Leitartikel ••• Von Sabine Bretschneider
NOTBREMSE. Es handle sich weniger um generelle Nachrichtenverdrossenheit als um eine gezielte Abkehr von bestimmten Inhalten, analysierte Thomas Schwabl von Marketagent Anfang des Jahres eine Umfrage zum Thema Nachrichtenverweigerung. Unter den Top-„Lese-ich-nicht-mehr”-Themen: Corona und Krieg. „Bad News war nie Good News, wenn man es zumindest aus einer mittelfristigen Perspektive betrachtet”, merkte kürzlich Josef Seethaler an. Er forscht an der Akademie der Wissenschaften zum Thema Nachrichtenvermeidung. Im Fall dramatischer Ereignisse sei der Wunsch, sich darüber zu informieren, in breiten Teilen der Bevölkerung unmittelbar groß. Aber das halte nicht an. Mittelfristig hätten zu viele negative Nachrichten einen negativen Einfluss auf das Grundvertrauen.
Menschen assoziierten Nachrichtenvermeidung häufig mit „geringem politischem Wissen und geringer politischer Beteiligung”, heißt es zum selben Betreff in einer im März publizierten Studie der Uni Wien. Faktisch betrachtet, sei es jedoch nicht so einfach. Die Motive der News Avoiders sind sehr unterschiedlich. Eine Gruppe stach hervor: Sie zeichnet sich durch eine „durchschnittliche bis hohe Nachrichtennutzung trotz hoher absichtlicher Nachrichtenvermeidung” aus. Klingt kompliziert, ist es auch. Sie wollen und tun, können aber manchmal nicht mehr. Als Konsequenz klagen sie oft über körperliche Reaktionen auf den Newskonsum. Einschlafprobleme etwa.

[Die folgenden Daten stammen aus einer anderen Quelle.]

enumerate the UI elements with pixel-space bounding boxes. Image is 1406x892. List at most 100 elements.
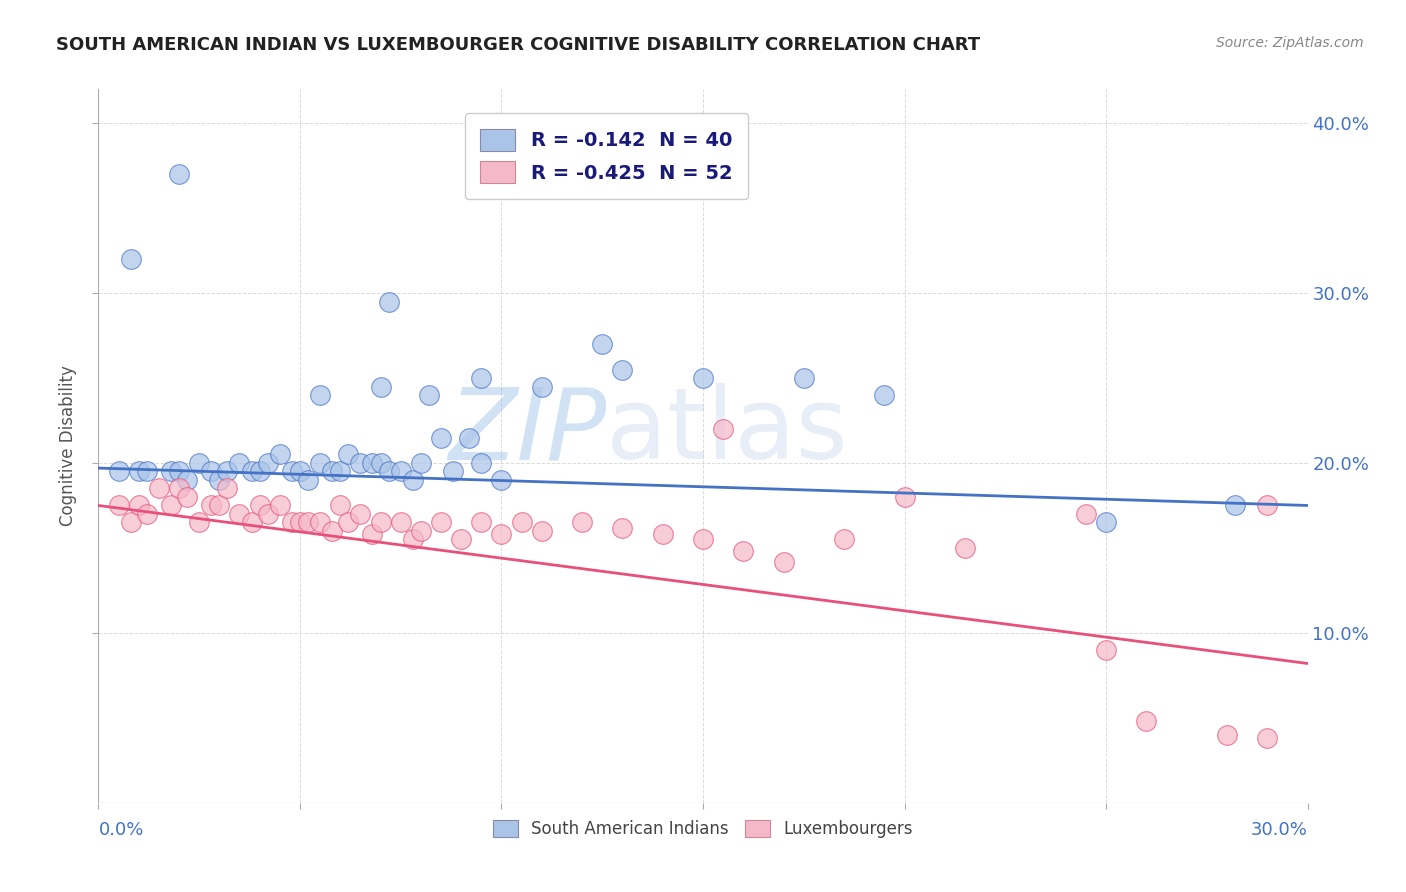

Ähnlich – und dennoch ein Stück weit anders – stellen sich die Dinge dar, wenn die Produzenten selbst beginnen, ihrem Metier auszuweichen. Journalistinnen und Journalisten sind per se und quasi per definitionem News-Junkies. Wenn diese Berufsgruppe aus psychohygienischen Gründen zunehmend Gefallen an News Detox findet, ist das ein schlechtes Zeichen. Dennoch ist es seit einiger Zeit wiederkehrendes Gesprächsthema unter Kollegen. „Sind sie zu stark, bist du zu schwach”, um einen bekannten Werbe-Claim zu zitieren. Oder frisst die digitale Medien-Revolution ihre Kinder?